Q3: For the said I->O leakage, in EDN article it is suggested to add an input RC stage (going to a 3-pole filter). The added stage is not buffered by additional OpAmp, but seems incorporated in the design of the 2-pole stage. Correct interpretation? Have you ever verified this method?
Hmmm... you'd have to make sure it doesn't change the input impedance too much, and doesn't modify the filter response. That depends on the output impedance of the source, so can't say without knowing that. You can also put a RC (or LRC) passive filter on the output.

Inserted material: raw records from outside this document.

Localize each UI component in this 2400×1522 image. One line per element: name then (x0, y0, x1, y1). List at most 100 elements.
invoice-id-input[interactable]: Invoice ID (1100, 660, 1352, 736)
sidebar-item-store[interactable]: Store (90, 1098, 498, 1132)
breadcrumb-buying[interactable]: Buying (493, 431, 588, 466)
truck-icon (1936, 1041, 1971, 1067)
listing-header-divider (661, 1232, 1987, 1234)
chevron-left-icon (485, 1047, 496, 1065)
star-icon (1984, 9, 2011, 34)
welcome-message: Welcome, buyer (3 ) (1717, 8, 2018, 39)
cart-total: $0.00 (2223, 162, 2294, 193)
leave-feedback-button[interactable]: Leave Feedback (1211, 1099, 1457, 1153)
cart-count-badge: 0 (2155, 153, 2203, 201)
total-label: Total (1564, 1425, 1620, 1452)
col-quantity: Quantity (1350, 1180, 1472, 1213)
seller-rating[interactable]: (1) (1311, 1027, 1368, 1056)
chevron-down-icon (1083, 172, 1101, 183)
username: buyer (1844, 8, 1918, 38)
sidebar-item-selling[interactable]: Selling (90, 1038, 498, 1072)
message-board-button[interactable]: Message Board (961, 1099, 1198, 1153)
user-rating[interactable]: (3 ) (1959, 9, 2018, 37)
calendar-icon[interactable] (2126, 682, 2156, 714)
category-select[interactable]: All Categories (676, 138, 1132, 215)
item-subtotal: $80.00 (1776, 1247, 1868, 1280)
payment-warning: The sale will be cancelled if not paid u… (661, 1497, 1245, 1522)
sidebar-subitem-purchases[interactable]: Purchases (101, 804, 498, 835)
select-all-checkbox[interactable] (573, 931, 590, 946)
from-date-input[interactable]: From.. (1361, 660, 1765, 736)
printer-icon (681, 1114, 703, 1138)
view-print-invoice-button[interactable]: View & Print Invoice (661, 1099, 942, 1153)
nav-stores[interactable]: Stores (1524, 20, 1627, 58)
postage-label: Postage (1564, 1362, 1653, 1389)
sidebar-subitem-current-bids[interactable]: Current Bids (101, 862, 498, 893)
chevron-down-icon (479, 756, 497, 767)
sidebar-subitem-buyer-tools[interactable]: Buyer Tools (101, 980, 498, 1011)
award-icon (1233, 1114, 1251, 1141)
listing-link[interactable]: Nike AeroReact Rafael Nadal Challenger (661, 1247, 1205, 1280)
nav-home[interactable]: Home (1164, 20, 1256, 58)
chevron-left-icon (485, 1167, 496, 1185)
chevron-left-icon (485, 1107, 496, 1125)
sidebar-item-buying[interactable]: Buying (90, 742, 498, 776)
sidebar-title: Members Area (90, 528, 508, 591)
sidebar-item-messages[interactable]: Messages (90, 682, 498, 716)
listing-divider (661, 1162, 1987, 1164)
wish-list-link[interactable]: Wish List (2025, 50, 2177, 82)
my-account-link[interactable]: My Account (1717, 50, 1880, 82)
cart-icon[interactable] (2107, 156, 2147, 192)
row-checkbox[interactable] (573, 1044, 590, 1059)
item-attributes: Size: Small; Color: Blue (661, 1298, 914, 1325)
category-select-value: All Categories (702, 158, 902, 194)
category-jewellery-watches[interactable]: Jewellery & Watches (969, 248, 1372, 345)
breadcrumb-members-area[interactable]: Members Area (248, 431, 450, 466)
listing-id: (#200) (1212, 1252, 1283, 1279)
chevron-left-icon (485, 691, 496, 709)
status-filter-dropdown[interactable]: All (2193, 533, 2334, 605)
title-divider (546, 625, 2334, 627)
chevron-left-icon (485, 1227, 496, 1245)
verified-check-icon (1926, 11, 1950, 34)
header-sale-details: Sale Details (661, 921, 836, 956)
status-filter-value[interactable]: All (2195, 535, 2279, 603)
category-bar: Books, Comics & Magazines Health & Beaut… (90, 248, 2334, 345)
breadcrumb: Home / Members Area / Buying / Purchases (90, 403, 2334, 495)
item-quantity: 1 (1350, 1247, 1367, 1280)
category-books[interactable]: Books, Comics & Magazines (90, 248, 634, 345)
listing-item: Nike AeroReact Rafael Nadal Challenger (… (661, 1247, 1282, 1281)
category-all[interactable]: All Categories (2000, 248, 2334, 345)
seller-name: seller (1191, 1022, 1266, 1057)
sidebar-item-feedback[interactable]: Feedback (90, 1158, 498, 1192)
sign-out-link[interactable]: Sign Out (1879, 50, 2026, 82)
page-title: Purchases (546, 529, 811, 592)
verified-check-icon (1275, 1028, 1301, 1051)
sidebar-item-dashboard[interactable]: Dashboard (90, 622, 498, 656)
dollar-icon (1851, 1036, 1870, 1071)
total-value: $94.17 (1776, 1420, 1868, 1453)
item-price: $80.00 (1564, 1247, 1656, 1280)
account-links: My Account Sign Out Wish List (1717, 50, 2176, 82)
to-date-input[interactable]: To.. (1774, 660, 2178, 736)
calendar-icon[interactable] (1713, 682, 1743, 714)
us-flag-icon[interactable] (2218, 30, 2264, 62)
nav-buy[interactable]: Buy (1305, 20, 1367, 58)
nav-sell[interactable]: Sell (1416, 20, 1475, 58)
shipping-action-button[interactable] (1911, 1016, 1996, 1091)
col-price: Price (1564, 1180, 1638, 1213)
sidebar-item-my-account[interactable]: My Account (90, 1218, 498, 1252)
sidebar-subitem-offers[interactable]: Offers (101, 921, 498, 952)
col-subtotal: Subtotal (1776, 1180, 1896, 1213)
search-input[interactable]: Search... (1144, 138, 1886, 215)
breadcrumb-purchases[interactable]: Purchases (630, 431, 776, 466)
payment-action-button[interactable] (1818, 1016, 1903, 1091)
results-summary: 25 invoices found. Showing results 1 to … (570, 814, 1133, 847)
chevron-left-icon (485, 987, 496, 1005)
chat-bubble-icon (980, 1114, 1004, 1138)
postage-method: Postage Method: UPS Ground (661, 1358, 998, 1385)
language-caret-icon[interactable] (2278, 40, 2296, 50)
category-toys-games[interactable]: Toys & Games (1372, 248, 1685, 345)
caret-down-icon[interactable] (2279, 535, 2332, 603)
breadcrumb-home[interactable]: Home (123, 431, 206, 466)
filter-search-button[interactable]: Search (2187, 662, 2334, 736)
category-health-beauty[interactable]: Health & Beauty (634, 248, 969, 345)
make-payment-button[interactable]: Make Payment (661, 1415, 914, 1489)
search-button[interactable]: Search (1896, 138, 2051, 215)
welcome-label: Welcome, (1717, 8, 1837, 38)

You could hack C2 a bit, put a L+R in series to increase its impedance at HF, it should happen at a frequency much higher than the cutoff in order not to change the response though, but it could work.
Next episode!
I loaded up the AD8065 model in spice (AD gives it on their website). It's a subcircuit, not a default opamp model, so let's hope it is accurate. The open loop gain matches the datasheet. Closed loop output impedance is higher in the model (5R at 10MHz vs 1R datasheet). So it'll be pessimistic.
I don't know your component values but... The opamp has input capacitance of 4.5pF so C1 has to be larger than that, I'll select 22pF so chip to chip variation in input capacitance doesn't change the cutoff too much... in any case the average input capcitance of the opamp should be substracted, according to spice C1=19pF does the trick.
I use low values for R3/R4 to prevent peaking, and add a small cap across R4.
Now the issue is that C2 is now 2.2nF which injects quite a bit of current into the ouput, so HF leakage is quite important. Sallen-key is black. Ideal opamp model with zero Zout is red.
Since this software has a filter designer, I also went for MFB. C14 has to be larger than the opamp input cap, so again I went for 33p, but this resulted in R29/R30 being too low, so tweaked the values and eyeballed it. It is not exactly the same transfer function, but for purposes of illustration it'll do! And HF leakage is much lower (blue trace). So MFB looks better in this case, I guess.
Best Answer
1.) An extra bias voltage is necessary because you are working with single supply only. However, I would suggest to use a split supply (if available) without such external biasing.
2.) For lowpass stages, the resistor between the first node and ground can always be set to infinity (can be removed). This removal is not necessary but this resistor complicates the dimensioning.
3.) The Sallen-Key topology is very sensitive to tolerances of the gain setting resistors. Therefore, it is recommended to use a design strategy based on unity gain values or gain of two (two equal resistors in the feedback path, any values). For this purpose, there are several filter design programs available (online or downloadable).
4.) For a 4-pole filter (as shown in the figure) you need two stages with DIFFERENT pole locations (that means: no identical stages). The parts values, of course, depend on the desired cut-off frequency and the selected approximatioin (Butterworth, Chebyshev,...). Use filter design programs for finding the values.
5.) As it seems, the online program (OKAWA, your link) works for a second-order filter only. Because you need two different stages, you need two different pole frequencies with different Q values. If required, I can give you the values (based on the specification as mentioned under 4.).
UPDATE: As mentioned under 1.) the dc bias of +5V is necessary because the negative supply pin of the opamps is at ground. It is best to use a symmetrical +/-12 volts supply for the opamps. In this case, of course the +5V are not required. Connect this resistor simply to ground. This resistor is necessary to allow a small dc bias current for the opamp input (the value may be larger if you need a larger input resistance of the whole circuit.)